Rejet 12 octobre 2023
Annulation 11 décembre 2025
Commentaire • 0
Sur la décision
| Référence : | CAA Versailles, 5e ch., 11 déc. 2025, n° 24VE01883 |
|---|---|
| Juridiction : | Cour administrative d'appel de Versailles |
| Numéro : | 24VE01883 |
| Importance : | Inédit au recueil Lebon |
| Type de recours : | Excès de pouvoir |
| Décision précédente : | Tribunal administratif de Versailles, 12 octobre 2023, N° 2307011 |
| Dispositif : | Rejet |
| Date de dernière mise à jour : | 30 janvier 2026 |
| Identifiant Légifrance : | CETATEXT000053018756 |
Texte intégral
Vu la procédure suivante :
Procédure contentieuse antérieure :
M. B… A… a demandé au tribunal administratif de Versailles d’annuler l’arrêté du 24 juillet 2023 par lequel le préfet de l’Isère a refusé de lui délivrer un titre de séjour, l’a obligé à quitter le territoire français dans un délai de trente jours et a fixé le pays de renvoi.
Par un jugement n° 2307011 du 12 octobre 2023, la magistrate désignée par la présidente du tribunal administratif de Versailles a rejeté sa demande.

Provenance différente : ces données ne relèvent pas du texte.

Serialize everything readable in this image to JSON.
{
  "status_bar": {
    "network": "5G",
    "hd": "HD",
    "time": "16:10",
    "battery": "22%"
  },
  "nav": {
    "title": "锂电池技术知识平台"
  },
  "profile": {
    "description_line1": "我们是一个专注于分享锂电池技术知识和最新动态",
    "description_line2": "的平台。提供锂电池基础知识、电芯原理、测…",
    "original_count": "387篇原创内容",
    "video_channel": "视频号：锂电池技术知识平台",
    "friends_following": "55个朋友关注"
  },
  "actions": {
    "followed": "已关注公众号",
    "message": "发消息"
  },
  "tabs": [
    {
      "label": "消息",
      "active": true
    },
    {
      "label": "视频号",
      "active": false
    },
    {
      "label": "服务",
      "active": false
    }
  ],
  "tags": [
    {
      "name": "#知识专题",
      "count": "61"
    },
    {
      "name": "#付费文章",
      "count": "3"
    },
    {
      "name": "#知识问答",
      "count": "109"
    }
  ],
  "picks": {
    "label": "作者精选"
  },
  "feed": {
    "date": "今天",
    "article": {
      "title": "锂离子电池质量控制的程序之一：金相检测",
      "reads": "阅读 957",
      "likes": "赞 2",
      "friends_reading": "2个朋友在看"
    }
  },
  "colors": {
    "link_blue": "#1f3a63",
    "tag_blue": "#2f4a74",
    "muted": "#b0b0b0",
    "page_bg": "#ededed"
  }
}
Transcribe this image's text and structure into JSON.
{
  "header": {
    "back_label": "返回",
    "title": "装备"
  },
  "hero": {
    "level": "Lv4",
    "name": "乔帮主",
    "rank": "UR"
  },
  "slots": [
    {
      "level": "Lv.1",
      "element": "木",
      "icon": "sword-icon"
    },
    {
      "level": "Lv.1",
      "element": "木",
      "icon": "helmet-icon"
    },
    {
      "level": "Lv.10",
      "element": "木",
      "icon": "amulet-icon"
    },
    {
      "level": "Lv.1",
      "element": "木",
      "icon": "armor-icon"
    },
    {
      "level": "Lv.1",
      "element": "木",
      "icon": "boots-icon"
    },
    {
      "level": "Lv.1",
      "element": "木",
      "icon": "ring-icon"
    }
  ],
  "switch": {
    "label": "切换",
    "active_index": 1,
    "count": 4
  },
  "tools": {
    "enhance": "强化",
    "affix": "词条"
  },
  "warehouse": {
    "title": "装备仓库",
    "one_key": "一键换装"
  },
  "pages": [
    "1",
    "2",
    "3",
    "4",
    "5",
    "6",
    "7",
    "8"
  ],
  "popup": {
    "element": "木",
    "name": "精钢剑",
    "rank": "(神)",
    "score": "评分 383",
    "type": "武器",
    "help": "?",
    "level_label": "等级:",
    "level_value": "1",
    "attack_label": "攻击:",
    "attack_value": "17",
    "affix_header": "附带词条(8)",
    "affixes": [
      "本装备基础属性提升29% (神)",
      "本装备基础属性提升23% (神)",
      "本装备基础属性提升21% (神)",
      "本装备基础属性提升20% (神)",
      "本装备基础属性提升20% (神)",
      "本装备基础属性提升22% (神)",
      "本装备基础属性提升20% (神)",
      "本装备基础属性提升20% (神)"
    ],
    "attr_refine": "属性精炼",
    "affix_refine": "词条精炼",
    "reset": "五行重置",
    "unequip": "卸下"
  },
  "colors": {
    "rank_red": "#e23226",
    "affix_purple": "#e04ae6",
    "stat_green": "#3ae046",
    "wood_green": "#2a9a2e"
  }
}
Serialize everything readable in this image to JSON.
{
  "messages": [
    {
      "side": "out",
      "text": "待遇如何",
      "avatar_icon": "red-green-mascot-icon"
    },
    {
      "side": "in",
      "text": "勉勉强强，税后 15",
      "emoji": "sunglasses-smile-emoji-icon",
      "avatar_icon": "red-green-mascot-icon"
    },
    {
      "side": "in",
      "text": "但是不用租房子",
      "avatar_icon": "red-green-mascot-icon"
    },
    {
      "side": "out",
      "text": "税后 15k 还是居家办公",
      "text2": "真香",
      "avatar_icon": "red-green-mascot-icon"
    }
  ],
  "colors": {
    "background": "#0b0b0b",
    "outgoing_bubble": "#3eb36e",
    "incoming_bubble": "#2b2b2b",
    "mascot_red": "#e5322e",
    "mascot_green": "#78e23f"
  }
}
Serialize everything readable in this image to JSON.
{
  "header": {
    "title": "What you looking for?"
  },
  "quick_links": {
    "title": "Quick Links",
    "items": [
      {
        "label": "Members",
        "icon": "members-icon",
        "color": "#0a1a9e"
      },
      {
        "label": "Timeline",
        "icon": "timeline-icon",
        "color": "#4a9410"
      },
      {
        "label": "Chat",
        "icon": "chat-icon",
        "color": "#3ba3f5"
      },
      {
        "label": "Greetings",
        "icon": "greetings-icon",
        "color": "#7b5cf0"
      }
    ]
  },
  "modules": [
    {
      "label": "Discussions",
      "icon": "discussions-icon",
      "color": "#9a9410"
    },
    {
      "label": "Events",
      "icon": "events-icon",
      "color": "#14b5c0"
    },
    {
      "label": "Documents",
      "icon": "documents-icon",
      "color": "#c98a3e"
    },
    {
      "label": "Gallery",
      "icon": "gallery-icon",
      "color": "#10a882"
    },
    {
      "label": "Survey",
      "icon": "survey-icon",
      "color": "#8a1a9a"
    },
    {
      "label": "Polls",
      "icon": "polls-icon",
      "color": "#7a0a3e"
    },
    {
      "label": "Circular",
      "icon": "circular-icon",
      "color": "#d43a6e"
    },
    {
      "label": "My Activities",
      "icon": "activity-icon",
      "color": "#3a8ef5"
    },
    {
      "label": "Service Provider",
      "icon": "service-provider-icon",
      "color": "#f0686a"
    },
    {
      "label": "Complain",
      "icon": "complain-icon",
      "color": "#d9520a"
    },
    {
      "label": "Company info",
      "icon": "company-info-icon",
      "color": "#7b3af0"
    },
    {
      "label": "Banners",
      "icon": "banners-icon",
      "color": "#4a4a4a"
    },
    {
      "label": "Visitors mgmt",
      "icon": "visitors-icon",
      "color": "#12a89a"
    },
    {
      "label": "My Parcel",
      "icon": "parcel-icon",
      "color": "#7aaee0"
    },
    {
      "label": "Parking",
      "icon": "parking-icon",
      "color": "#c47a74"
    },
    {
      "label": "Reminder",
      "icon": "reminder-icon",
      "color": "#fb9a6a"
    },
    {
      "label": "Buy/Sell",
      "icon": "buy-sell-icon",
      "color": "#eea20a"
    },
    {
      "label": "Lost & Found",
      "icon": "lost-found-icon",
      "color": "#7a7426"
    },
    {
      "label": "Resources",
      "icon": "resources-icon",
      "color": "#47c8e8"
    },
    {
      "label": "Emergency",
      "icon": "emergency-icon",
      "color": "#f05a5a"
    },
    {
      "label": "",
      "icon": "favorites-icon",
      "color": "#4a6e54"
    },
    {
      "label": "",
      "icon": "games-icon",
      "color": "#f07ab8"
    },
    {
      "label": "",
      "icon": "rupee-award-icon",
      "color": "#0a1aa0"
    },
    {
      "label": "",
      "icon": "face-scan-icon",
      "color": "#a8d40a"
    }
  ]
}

Procédure devant la cour :
Par une requête enregistrée le 8 juillet 2024, M. A…, représenté par Me Angliviel, demande à la cour :
1°) d’annuler ce jugement ;
2°) d’annuler cet arrêté ;
3°) d’enjoindre au préfet territorialement compétent de lui délivrer une carte de séjour temporaire portant la mention « vie privée et familiale » dans un délai d’un mois à compter de la notification de l’arrêt à intervenir et de le munir, dans l’attente, d’une autorisation provisoire de séjour l’autorisant à travailler ou, à défaut, de réexaminer sa situation dans un délai de deux mois à compter de cette notification tout en lui délivrant, sous quinze jours, une autorisation provisoire de séjour ;
4°) de mettre à la charge de l’Etat la somme de 2 000 euros au titre des articles L. 761-1 du code de justice administrative et 37 de la loi du 10 juillet 1991.
Il soutient que :
le jugement attaqué est irrégulier, la magistrate désignée ayant omis de répondre au moyen tiré de l’erreur manifeste commise par le préfet dans l’appréciation des conséquences de la décision fixant le pays de renvoi sur sa situation personnelle, qu’il avait soulevé dans un mémoire complémentaire non visé par ce jugement ;
la décision de refus de titre de séjour méconnaît les dispositions de l’article L. 425-9 du code de l’entrée et du séjour des étrangers et du droit d’asile ;
elle est entachée d’une erreur manifeste dans l’appréciation de ses conséquences sur sa situation personnelle ;
la décision portant obligation de quitter le territoire français méconnaît les dispositions du 9° de l’article L. 611-3 du code de l’entrée et du séjour des étrangers et du droit d’asile ;
elle méconnaît les stipulations de l’article 8 de la convention européenne de sauvegarde des droits de l’homme et des libertés fondamentales ;
elle est entachée d’une erreur manifeste dans l’appréciation de ses conséquences sur sa situation personnelle ;
la décision fixant le pays de renvoi méconnaît les stipulations de l’article 3 de la convention européenne de sauvegarde des droits de l’homme et des libertés fondamentales ;
elle est entachée d’une erreur manifeste dans l’appréciation de ses conséquences sur sa situation personnelle.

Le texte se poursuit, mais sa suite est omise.